Я ехал в старом скрипучем такси, смотрел на огни Васильевского острова и, жалея себя, думал, что Буська по-своему последователен и прав. Быть может, он на самом деле постиг это непостижимое искусство жить и поэтому возле него мне бывает тепло и спокойно?
Мысленно я нырнул в атмосферу обжитости, которая всегда обволакивала меня в Буськиной квартире: запахи свежеиспеченной сдобы, дразнящий аромат тушенного со специями мяса, затейливые переводные картинки на кафеле ванной, покрытые мохнатыми пледами кресла в большой комнате, рекламные заграничные календари в простенках, скрадывающие безликость дорогой, но стандартной современной мебели, точные, слегка ленивые движения Беллы, расставляющей посуду на обеденном столе, ренессансная округлость ее форм — все создавало в этом доме ощущение спокойной прочности быта, без которой не бывает счастья.
Буська относился к жене с удивительной для бабника нежностью. Во мне отношение это всегда вызывало недоумение и казалось притворством, но мало-помалу я убедился, что Буська искренен. Видимо, как человек одинокий, в своих романах деливший с женщинами только постель и довольствовавшийся необременительным и слегка парадным общением, я не мог понять, что для Буськи, накрепко скованного с Беллой десятком лет общих бытовых забот, мелких радостей и размолвок, приобретений разных нужных и ненужных вещей — всем тем, что называется семейной жизнью, — для Буськи женщины делятся на две половины: на жену и всех остальных. Вернее, я понимал все умом, но непережитость делала это знание неубедительным, мне казалось, что Буськина семейная жизнь в чем-то театральна. Но вот кончится накатанный спектакль, отзвучат последние реплики, погаснут софиты и юпитеры, и тогда актеры забудут роли и заговорят обыденным языком. Но все равно — мне было хорошо на этом спектакле, и я мог смотреть его тысячу раз, поэтому, когда впереди показались сероватые в мокром сумраке призмы новых домов на проспекте КИМа, я даже почувствовал что-то похожее на радостное нетерпение и, кажется, удивил пожилого шофера неожиданной и слегка хамоватой щедростью.
Сырой воздух здесь был пронизан тревожным запахом моря, простиравшегося где-то за глыбами фиолетовой мглы, в которой сиротливо желтели уличные фонари на тонких бетонных столбах: проспект был просторен, просвистан балтийским ветром, и двери подъездов новых домов от этой просторности казались крохотными, игрушечными.
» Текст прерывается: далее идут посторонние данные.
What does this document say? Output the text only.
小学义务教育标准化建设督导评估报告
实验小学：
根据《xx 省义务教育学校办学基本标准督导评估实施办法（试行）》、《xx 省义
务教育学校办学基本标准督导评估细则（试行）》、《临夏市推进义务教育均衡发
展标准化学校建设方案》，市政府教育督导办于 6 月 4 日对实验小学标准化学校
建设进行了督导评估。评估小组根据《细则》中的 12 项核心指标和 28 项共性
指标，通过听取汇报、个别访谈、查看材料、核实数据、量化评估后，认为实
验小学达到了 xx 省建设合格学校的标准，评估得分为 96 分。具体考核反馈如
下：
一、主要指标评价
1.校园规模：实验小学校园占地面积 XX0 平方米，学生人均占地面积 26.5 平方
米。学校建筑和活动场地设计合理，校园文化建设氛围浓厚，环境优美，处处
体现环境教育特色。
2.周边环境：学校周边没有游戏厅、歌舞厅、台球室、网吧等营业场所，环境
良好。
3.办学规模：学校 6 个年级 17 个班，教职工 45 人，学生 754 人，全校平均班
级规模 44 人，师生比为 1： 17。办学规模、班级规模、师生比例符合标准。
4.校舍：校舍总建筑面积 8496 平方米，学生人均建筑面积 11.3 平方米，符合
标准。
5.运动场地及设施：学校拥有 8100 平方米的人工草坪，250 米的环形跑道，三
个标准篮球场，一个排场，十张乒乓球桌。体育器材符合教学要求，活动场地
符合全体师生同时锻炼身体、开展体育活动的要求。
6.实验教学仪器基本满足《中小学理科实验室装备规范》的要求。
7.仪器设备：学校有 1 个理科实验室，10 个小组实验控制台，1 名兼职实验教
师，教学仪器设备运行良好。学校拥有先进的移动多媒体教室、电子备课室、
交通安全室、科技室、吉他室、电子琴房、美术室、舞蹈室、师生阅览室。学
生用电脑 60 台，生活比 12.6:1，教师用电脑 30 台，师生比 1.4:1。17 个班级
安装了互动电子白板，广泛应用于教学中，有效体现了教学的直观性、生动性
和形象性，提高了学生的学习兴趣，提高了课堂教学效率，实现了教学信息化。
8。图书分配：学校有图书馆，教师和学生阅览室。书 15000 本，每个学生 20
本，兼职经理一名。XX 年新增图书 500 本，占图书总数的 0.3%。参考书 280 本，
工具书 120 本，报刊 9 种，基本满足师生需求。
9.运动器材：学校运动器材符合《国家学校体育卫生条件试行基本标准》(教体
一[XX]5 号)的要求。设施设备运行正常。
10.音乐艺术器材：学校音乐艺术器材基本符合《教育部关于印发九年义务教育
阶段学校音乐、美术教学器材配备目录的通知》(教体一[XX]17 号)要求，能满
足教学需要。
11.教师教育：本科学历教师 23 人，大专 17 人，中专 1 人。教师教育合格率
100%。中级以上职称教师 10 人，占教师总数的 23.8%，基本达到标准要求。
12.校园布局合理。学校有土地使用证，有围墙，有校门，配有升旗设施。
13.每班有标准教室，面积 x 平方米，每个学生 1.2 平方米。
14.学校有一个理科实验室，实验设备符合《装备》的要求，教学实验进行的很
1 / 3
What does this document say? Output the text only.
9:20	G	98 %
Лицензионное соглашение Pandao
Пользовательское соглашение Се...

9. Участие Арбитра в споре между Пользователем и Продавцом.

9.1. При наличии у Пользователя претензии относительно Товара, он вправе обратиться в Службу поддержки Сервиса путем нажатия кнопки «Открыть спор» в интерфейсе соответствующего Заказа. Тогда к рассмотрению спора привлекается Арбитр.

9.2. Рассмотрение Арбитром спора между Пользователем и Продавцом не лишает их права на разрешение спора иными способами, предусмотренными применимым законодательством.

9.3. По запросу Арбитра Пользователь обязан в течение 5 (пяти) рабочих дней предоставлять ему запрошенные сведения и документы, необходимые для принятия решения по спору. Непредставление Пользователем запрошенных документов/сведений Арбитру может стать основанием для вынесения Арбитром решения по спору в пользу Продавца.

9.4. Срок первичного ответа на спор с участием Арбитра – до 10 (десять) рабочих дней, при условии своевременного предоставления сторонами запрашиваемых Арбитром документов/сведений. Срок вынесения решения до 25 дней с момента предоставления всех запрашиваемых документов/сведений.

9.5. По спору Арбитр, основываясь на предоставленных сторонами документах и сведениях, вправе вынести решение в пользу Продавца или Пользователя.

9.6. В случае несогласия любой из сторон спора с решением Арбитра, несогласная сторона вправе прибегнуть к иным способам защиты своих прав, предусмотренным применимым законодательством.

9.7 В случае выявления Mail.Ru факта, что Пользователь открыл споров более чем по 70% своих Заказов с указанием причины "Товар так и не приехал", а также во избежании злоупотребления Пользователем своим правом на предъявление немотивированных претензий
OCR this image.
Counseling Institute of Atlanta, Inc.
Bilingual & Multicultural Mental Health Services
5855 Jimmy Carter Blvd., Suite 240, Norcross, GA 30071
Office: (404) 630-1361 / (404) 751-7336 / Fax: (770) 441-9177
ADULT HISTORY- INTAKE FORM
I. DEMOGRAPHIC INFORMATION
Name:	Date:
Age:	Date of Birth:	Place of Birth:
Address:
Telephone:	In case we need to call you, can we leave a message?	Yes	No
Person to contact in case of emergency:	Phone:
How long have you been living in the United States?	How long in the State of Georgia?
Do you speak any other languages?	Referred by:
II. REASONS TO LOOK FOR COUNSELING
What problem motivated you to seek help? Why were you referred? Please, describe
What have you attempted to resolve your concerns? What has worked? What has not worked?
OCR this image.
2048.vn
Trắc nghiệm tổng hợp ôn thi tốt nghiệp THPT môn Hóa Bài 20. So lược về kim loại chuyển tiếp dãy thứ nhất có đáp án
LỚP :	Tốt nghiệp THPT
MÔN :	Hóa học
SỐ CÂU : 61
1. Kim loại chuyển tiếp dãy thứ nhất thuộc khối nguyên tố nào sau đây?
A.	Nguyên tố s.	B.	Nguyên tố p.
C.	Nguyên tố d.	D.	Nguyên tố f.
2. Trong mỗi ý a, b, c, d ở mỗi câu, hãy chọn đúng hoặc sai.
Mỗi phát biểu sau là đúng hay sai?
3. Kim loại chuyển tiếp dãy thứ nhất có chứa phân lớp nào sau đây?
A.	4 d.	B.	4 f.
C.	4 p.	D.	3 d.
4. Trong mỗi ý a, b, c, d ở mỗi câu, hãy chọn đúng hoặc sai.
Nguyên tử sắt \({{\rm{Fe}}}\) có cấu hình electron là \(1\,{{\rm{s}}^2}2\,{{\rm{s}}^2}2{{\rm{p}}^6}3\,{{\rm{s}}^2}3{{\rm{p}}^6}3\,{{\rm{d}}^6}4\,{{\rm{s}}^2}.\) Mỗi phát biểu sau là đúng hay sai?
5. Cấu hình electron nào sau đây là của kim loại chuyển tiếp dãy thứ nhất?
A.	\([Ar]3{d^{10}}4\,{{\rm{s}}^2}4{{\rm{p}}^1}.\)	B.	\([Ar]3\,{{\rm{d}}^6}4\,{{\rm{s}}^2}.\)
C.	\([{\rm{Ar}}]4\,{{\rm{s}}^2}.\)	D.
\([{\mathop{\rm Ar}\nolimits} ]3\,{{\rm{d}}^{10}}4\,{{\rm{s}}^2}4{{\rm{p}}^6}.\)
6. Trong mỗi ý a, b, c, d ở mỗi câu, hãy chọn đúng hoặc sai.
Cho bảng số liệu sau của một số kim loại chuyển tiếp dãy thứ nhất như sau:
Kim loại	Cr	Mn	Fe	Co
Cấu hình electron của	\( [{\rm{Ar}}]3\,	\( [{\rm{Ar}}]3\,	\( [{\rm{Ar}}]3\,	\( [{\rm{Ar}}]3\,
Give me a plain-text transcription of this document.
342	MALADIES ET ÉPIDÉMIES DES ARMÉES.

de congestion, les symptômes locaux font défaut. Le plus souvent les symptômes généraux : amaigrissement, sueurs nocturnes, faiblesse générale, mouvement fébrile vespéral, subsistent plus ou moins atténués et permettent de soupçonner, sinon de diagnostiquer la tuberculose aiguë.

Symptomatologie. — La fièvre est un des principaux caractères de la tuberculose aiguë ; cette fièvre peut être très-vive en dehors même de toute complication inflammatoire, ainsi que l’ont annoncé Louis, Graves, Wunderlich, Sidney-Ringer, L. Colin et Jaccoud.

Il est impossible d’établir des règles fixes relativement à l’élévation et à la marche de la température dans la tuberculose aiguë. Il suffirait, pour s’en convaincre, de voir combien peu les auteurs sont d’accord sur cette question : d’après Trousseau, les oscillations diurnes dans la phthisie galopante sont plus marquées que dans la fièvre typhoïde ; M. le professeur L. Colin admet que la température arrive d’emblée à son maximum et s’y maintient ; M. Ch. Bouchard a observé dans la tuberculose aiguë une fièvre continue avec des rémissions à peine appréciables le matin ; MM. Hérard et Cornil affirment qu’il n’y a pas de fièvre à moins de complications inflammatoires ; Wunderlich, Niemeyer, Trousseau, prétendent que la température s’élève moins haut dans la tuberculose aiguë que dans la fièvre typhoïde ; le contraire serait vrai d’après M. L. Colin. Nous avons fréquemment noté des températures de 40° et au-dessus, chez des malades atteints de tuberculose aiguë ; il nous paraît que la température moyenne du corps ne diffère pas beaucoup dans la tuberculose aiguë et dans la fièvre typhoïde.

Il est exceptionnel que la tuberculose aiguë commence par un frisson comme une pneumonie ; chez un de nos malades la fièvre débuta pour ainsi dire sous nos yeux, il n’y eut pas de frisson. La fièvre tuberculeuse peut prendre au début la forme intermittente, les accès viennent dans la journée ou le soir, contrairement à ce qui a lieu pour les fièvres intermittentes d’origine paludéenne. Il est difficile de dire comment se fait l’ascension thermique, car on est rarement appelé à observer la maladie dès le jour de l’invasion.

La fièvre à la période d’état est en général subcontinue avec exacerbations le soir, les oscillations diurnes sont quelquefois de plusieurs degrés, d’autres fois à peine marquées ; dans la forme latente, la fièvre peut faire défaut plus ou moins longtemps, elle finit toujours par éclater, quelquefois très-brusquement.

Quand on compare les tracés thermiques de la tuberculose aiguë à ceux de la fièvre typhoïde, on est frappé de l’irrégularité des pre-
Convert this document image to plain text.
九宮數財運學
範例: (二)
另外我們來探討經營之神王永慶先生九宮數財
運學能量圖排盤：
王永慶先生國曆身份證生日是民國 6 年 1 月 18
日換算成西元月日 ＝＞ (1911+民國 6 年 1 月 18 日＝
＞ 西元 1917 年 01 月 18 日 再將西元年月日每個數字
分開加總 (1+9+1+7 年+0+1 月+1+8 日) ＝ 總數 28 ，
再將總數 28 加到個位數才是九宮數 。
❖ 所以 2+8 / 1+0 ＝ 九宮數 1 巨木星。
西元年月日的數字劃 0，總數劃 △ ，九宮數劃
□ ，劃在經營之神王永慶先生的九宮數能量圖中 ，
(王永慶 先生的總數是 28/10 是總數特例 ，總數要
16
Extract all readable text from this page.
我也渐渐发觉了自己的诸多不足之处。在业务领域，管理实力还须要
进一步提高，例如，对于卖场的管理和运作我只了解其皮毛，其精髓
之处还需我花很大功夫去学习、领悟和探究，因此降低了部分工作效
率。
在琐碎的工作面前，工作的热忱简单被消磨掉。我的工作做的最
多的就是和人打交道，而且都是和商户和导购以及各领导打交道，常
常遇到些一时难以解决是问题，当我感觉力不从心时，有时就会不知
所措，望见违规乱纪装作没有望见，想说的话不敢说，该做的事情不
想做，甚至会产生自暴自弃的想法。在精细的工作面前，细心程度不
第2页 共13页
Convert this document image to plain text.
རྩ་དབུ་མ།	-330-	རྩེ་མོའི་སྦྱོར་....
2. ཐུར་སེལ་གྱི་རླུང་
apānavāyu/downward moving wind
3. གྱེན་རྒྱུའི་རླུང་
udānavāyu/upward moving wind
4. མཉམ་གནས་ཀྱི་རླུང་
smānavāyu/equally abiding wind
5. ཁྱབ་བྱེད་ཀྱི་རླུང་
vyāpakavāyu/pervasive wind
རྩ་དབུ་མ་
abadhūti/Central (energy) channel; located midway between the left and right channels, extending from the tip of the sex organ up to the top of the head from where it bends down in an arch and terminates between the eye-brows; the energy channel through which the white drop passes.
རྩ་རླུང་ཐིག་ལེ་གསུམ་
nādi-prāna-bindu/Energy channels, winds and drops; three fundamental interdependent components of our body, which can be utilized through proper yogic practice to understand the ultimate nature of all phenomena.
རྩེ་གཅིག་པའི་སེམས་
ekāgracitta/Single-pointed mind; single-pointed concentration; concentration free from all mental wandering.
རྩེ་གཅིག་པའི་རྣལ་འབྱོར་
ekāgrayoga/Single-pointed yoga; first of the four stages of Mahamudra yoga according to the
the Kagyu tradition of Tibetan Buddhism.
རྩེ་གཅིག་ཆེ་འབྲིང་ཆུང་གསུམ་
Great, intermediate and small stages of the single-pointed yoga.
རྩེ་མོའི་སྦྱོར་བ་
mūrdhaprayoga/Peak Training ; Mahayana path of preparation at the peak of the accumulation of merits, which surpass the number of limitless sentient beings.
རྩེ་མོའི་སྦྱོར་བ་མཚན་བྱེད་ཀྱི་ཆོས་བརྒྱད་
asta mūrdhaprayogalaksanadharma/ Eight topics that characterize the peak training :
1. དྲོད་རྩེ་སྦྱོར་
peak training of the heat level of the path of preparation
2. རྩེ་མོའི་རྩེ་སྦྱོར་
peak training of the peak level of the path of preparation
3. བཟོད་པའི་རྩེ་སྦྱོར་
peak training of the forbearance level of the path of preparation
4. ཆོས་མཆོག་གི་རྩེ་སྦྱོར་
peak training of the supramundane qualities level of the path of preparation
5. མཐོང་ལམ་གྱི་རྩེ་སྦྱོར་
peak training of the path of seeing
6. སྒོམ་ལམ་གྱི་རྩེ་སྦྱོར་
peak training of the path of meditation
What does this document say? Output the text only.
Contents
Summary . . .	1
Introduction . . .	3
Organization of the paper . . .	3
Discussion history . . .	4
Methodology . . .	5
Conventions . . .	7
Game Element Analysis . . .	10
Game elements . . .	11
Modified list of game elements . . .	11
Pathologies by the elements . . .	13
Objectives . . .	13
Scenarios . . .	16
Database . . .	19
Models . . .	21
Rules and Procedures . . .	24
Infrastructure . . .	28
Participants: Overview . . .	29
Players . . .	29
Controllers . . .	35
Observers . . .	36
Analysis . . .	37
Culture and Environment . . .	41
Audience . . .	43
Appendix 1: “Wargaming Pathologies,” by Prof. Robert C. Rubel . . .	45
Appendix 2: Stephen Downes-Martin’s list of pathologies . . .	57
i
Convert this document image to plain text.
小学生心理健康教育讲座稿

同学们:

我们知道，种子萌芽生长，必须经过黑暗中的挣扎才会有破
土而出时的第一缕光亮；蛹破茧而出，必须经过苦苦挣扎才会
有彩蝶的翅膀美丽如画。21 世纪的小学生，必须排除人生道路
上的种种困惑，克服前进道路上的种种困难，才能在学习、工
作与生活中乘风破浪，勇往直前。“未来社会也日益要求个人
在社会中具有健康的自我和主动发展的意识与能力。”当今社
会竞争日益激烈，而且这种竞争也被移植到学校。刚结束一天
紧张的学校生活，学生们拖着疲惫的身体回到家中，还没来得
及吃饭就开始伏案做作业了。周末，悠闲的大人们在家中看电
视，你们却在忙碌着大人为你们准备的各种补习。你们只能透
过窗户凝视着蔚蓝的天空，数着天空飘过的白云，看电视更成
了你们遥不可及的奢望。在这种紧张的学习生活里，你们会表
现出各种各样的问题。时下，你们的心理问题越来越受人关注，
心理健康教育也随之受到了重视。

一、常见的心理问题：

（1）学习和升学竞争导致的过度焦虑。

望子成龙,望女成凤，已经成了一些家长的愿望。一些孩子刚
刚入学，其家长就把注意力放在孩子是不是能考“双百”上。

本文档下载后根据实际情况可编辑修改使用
На торопливое нажатие кнопки лифт ответил безмятежным молчанием, и я пошел наверх по узкой неосвещенной лестнице. Путь предстоял на восьмой этаж, и я не спешил, на площадках поглядывай через мутные стекла окон. Мокрые ящики домов с унылой разбивкой желтых окон, беспомощные, сиротливые фонари, фиолетовая тьма, армированная прутьями кустов и голых деревьев. Это был не мой город.